In article <[email protected]> [email protected] (Jim Roth) writes:
>
>Posole is a kind of corn that I've been told has been hulled and treated with
>lye - the result when it is cooked is chick pea sized balls that resemble
>potato somewhat. ...
>Does anyone know the history of this stuff? ...
>What about its nutritional value (or lack of...)?
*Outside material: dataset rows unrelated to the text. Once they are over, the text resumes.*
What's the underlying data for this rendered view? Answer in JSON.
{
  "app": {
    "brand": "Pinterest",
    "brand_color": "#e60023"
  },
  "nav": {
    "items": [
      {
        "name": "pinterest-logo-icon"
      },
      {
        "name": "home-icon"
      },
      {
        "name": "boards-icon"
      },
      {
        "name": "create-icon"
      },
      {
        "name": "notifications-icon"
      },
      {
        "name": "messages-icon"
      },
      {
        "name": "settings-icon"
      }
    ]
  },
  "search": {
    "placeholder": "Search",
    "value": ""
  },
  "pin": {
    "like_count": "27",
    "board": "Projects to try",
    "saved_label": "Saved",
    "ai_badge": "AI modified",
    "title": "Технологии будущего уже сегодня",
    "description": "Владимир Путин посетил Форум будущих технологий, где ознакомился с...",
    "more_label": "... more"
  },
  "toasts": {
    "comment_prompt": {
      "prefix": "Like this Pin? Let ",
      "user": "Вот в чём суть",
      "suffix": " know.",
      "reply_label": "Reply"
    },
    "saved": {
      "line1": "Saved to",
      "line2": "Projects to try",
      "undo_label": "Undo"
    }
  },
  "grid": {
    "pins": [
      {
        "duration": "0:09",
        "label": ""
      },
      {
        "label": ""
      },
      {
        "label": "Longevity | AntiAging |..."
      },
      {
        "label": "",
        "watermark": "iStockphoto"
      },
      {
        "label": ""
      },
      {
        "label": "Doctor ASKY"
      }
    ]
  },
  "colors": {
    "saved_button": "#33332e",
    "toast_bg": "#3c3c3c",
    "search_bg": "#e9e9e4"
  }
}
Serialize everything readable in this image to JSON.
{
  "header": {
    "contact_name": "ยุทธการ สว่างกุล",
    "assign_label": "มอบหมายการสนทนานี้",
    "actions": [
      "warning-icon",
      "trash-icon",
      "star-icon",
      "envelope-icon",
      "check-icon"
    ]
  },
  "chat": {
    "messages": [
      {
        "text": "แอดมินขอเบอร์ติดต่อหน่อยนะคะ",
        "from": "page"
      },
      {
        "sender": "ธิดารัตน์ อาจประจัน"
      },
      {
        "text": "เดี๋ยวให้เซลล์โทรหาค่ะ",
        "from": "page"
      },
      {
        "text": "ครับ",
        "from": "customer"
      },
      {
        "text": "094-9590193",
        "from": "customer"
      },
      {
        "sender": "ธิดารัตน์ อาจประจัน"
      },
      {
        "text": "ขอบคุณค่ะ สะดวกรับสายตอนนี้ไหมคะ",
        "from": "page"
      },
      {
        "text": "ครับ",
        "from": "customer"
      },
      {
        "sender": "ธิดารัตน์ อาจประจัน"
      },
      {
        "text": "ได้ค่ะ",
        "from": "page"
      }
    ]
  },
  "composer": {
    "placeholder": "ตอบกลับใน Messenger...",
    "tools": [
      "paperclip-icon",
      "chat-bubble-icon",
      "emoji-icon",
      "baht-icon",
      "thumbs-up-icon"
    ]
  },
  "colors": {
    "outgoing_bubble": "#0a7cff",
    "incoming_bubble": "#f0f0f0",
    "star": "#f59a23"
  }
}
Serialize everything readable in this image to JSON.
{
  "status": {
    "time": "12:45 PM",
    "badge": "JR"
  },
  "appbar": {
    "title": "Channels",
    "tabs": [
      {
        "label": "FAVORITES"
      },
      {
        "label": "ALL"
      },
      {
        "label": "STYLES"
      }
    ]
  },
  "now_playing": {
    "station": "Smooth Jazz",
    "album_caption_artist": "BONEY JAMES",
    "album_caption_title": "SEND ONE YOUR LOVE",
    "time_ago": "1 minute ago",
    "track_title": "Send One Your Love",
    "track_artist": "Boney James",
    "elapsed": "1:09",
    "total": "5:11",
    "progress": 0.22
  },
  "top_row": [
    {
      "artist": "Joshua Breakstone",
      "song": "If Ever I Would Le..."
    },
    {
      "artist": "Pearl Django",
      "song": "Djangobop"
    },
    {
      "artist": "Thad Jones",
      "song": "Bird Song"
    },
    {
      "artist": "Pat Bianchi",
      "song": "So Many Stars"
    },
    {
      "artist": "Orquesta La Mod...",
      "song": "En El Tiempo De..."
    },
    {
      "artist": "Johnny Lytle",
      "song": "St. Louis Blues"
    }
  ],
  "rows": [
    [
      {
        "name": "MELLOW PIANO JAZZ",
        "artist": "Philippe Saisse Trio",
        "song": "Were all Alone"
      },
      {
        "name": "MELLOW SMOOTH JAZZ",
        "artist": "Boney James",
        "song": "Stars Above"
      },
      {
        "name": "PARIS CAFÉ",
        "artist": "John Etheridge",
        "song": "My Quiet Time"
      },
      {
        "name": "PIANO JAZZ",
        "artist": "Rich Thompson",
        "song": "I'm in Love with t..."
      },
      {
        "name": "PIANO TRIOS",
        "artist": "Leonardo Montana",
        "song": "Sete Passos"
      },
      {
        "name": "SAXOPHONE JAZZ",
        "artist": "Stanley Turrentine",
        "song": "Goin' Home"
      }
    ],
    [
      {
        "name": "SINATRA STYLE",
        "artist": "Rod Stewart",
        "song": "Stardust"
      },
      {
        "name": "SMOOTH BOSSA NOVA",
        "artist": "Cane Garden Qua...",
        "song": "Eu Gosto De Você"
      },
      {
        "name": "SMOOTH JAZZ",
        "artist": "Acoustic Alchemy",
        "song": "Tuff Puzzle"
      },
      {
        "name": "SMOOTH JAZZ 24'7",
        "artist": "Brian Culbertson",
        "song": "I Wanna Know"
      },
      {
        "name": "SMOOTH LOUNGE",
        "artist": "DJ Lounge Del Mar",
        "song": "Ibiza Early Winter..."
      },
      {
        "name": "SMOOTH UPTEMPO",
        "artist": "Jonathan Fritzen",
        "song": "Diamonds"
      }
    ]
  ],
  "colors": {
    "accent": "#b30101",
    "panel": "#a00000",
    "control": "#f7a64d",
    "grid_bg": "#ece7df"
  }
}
	Harold McGee writes about this in his excellent book _On Food
and Cooking_. It seems that corn is deficient in both lysine and
tryptophan, and the majority of its niacin exists in a bound
state.People whose diet consists of mainly corn develop the disease
pellagra. Lye treatment of corn, which dates back to Aztec and Mayan
civilizations, apparently ameliorates these deficiencies. Zein, the
major storage protein in corn, is also the most deficient in lysine
and tryptophan. Alkaline treatment decreases the availability of zein,
thus reducing the relative deficiency of the amino acids. The
treatment also releases the bound niacin, presumably by denaturing the
carrier proteins. He provides the following reference:
 
Bressani, R "Effect of lime treatment on in vitro availability of
essential amino acids in corn," Journal of Agricultural and Food
Chemistry, 6,(1958),: 774-78
 
	Dennis Benjamin
3251.11Hominy (Corn)ELMAGO::BENBACAThere Is No Gravity. Earth sUcKs!Wed Oct 09 1991 11:0613
    Down here in New Mexico Hominy is readily available. I comes canned,
    frozen, dried, you name it we have it. 
    
    It is used in Posole, Menudo, and other Mexican dishes here in the
    southwest. Posole and Menudo are a type of soup or stew that vary
    slightly in ingredients but in my opinion are delicious. Chile(red)
    is one of the ingredients and I've had some posole that can be quite
    hot. 

        	(Nice to see J.R, M.G. in here)  :^)
    
    Ben
         
3251.12ENABLE::glantzMike @TAY 227-4299 TP Eng LittletonWed Oct 09 1991 13:442
Hi Ben! Speak of the devil. You never know where some folks are gonna
turn up :-).
3251.13You just never knowELMAGO::BENBACAThere Is No Gravity. Earth sUcKs!Wed Oct 09 1991 16:026
    Yea, I generally just read this conference (lots of good recipes
    in here).  
    
    Take care,
    
    Ben
3251.14VERGA::H_JONESWed Jul 01 1992 11:1416
    Hmmm.. the way I was brought up eating hominy, was:
    
    Fry a steak or pork chops. Remove said meat. While grease
    and stuff is still in the pan, throw in the hominy and
    pepper it like crazy.
    
    It's REALLY bad for, but tastes REALLY good....
    
    Other fatty, greasy, easy recipes like this that I grew
    up on were recently (and embarrassingly) found in 
    "The White Trash Cookbook."
    
    I prefer the phrase  "hillbilly food" - my family's from WV and KY.
    
    helen
                                            
3251.1516BITS::DELBALSOI (spade) my (dog face)Fri Aug 06 1993 22:0210
re: .-1

Yup - with fried pork chops was always the way I'd had hominy as I was
growing up. I only learned to use it in Mexican dishes over the past
ten years or so.

BTW, the "Mexicali casserole" on the label of Old El Paso Tamales isn't
a bad use for hominy. I hate to admit it, but it's a pretty tasty dish.